For health reasons, Leigh Fermor’s wife Joan made sure that he stuck to a strict diet, Elpida recalls. When she passed away however, he loosened the restrictions and made new rules, personalized to his tastes: he started eating a lot more meat, which he loved (particularly pork chops with butter and onions, and oven-roasted lamb with vegetables), as well as dishes like moussaka, baked gigantes beans, and eggs sunny-side up with bacon. He created his own dietary plan, which he then stuck to happily and religiously.

In the mornings, he would have one cup of Chinese tea, one orange, and three slices of toast: one with orange- or Seville orange marmalade, a second one with butter and marmite, and a third one with gentleman’s relish (a type of anchovy paste).

At 11.00, he would have a “medium-sweet” cup of Greek coffee. For lunch he ate whatever Elpida cooked. His afternoon snack consisted of another cup of tea with two Digestive biscuits. Then dinner.

He was never a fan of elaborate delicacies; he preferred simple meals, even when hosting large groups of people. He often declared that nothing could beat a plate of lentil stew drizzled with olive oil or a freshly fried fish, dipped briefly in seawater to achieve the perfect saltiness.

Famously gentle, he was always polite and good humored, never angry or irritated, and he showed no desire to try other types of food, so Elpida avoided experimenting with new dishes. “Any time I did cook something new, his response would either be: ‘Very tasty, I’d like to have this again’ or ‘Very tasty, but I don’t want to have it again’,” she laughs.

 

Asked if she remembers any moment in particular from cooking for Paddy, she ponders for a while, then enthusiastically recalls: “One evening – he was widowed by then – I had cooked him his favorite lamb in the oven, and I thought to recite the poem “The Lamb” by Alexandros Katakouzinos. He listened to it carefully, and it led to a discussion about Greek poetry that lasted all night, as we sat in front of the fire and had large amounts of wine.

“He was an experienced drinker, but I got really dizzy, and woke up in the morning with the worst headache. As we sat down for lunch that day, I couldn’t speak from the pain. He, on the other hand, was completely fine.

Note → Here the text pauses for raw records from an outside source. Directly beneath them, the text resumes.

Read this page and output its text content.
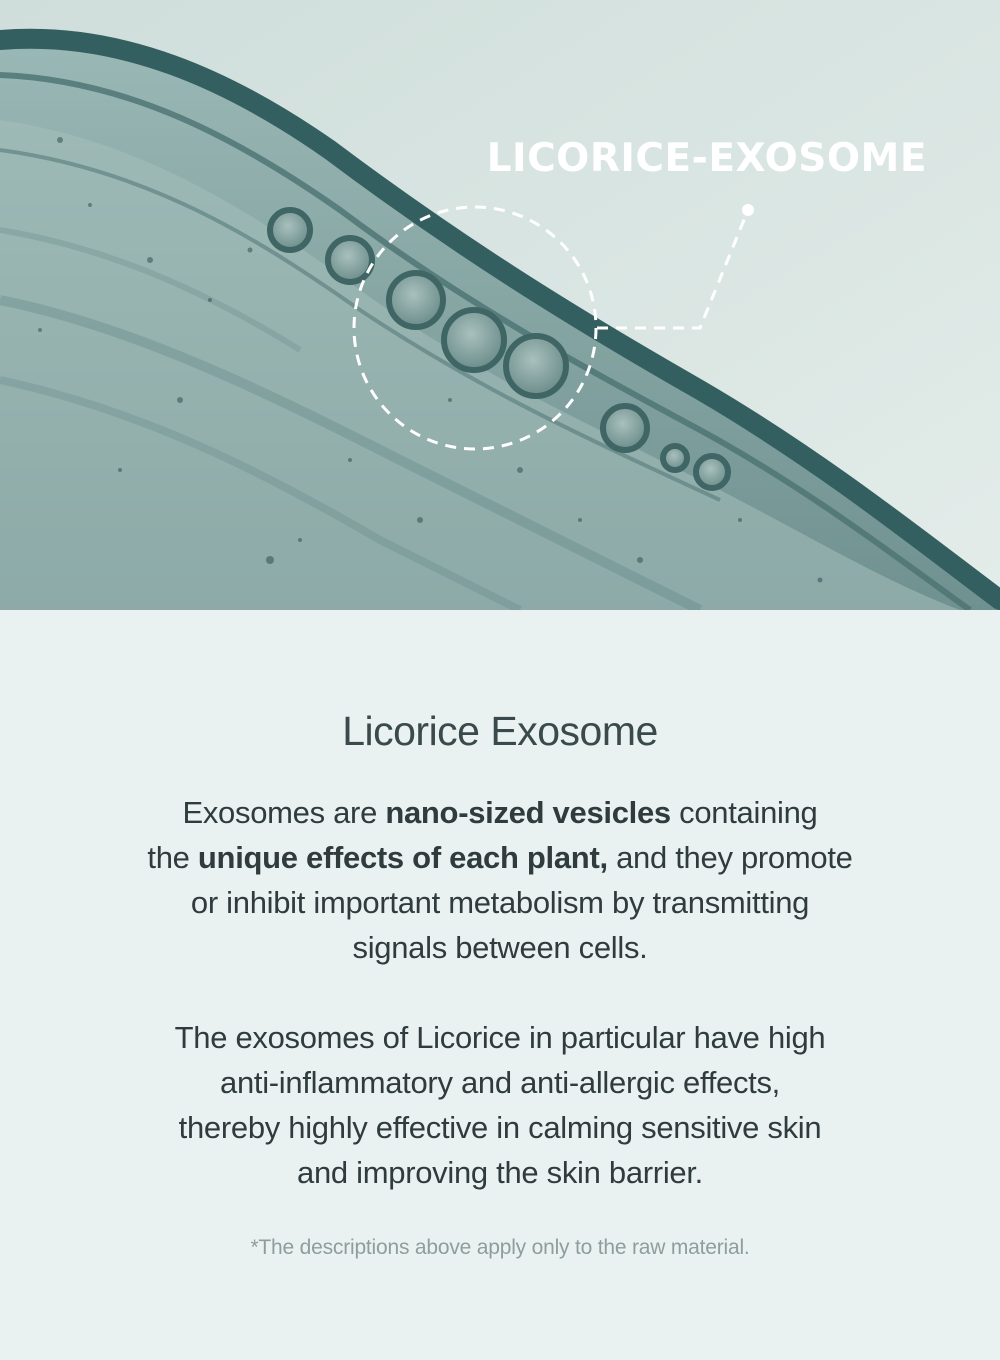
LICORICE-EXOSOME
Licorice Exosome
Exosomes are nano-sized vesicles containing
the unique effects of each plant, and they promote
or inhibit important metabolism by transmitting
signals between cells.
The exosomes of Licorice in particular have high
anti-inflammatory and anti-allergic effects,
thereby highly effective in calming sensitive skin
and improving the skin barrier.
*The descriptions above apply only to the raw material.
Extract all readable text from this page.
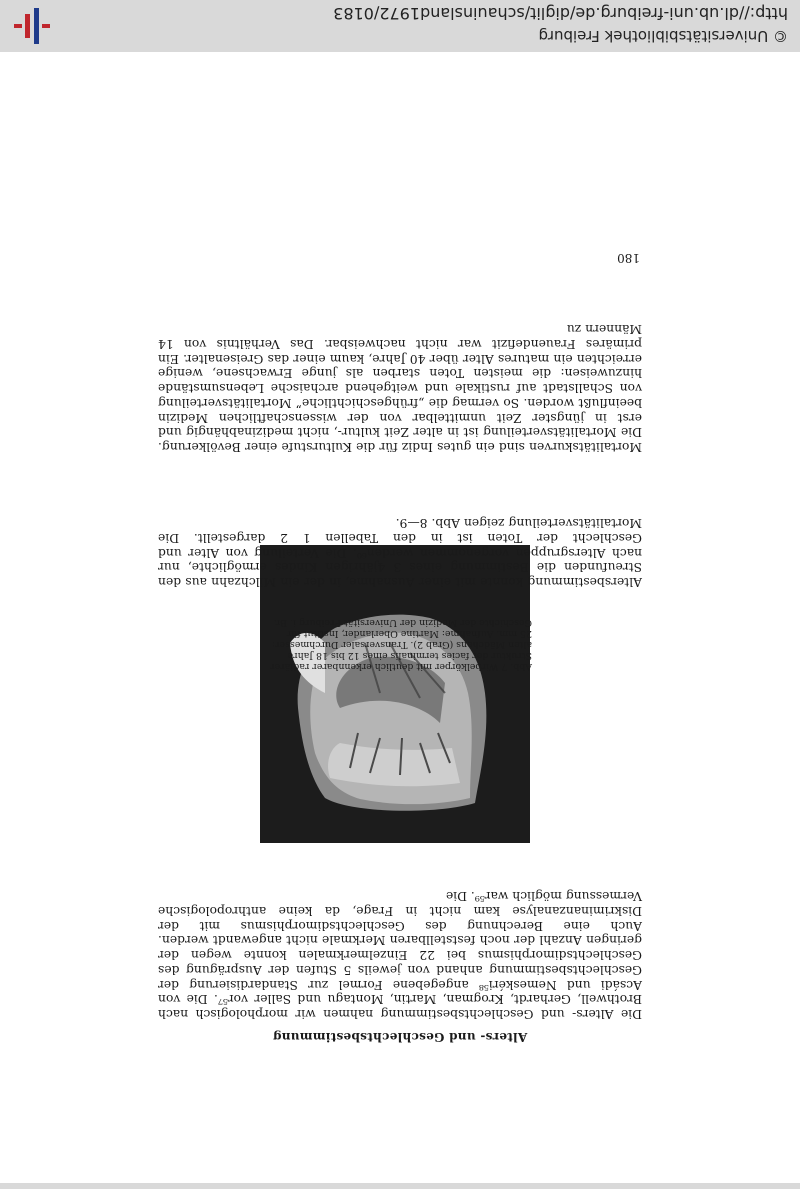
Alters- und Geschlechtsbestimmung
Die Alters- und Geschlechtsbestimmung nahmen wir morphologisch nach Brothwell, Gerhardt, Krogman, Martin, Montagu und Saller vor⁵⁷. Die von Acsádi und Nemeskéri⁵⁸ angegebene Formel zur Standardisierung der Geschlechtsbestimmung anhand von jeweils 5 Stufen der Ausprägung des Geschlechtsdimorphismus bei 22 Einzelmerkmalen konnte wegen der geringen Anzahl der noch feststellbaren Merkmale nicht angewandt werden. Auch eine Berechnung des Geschlechtsdimorphismus mit der Diskriminanzanalyse kam nicht in Frage, da keine anthropologische Vermessung möglich war⁵⁹. Die
Abb. 7 Wirbelkörper mit deutlich erkennbarer radiärer Struktur der facies terminalis eines 12 bis 18 Jahre alten Mädchens (Grab 2). Transversaler Durchmesser: 25 mm. Aufnahme: Martine Oberlander, Institut für Geschichte der Medizin der Universität Freiburg i. Br.
Altersbestimmung konnte mit einer Ausnahme, in der ein Milchzahn aus den Streufunden die Bestimmung eines 3 4jährigen Kindes ermöglichte, nur nach Altersgruppen vorgenommen werden⁶⁰. Die Verteilung von Alter und Geschlecht der Toten ist in den Tabellen 1 2 dargestellt. Die Mortalitätsverteilung zeigen Abb. 8—9.
Mortalitätskurven sind ein gutes Indiz für die Kulturstufe einer Bevölkerung. Die Mortalitätsverteilung ist in alter Zeit kultur-, nicht medizinabhängig und erst in jüngster Zeit unmittelbar von der wissenschaftlichen Medizin beeinflußt worden. So vermag die „frühgeschichtliche” Mortalitätsverteilung von Schallstadt auf rustikale und weitgehend archaische Lebensumstände hinzuweisen: die meisten Toten starben als junge Erwachsene, wenige erreichten ein matures Alter über 40 Jahre, kaum einer das Greisenalter. Ein primäres Frauendefizit war nicht nachweisbar. Das Verhältnis von 14 Männern zu
180
© Universitätsbibliothek Freiburg
http://dl.ub.uni-freiburg.de/diglit/schauinsland1972/0183
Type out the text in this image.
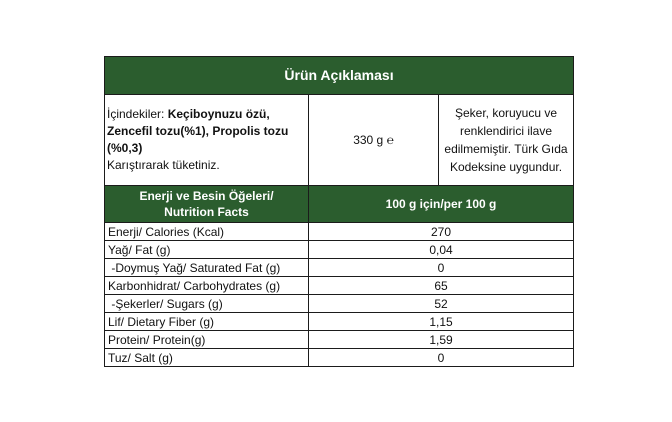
Ürün Açıklaması		
İçindekiler: Keçiboynuzu özü, Zencefil tozu(%1), Propolis tozu (%0,3)
Karıştırarak tüketiniz.	330 g ℮	Şeker, koruyucu ve renklendirici ilave edilmemiştir. Türk Gıda Kodeksine uygundur.
Enerji ve Besin Öğeleri/
Nutrition Facts	100 g için/per 100 g	
Enerji/ Calories (Kcal)	270	
Yağ/ Fat (g)	0,04	
-Doymuş Yağ/ Saturated Fat (g)	0	
Karbonhidrat/ Carbohydrates (g)	65	
-Şekerler/ Sugars (g)	52	
Lif/ Dietary Fiber (g)	1,15	
Protein/ Protein(g)	1,59	
Tuz/ Salt (g)	0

Eating his meal in silence while reading a book, he looked up every now and again, shook his head with guilt, and muttered: ‘Poor Elpida, poor Elpida…'”

This article was first published in Greek in the April issue of Gastronomos magazine, which features a range of Easter dishes photographed in the home of Patrick and Joan Leigh Fermor, which is now a writer’s retreat operated by the Benaki Museum.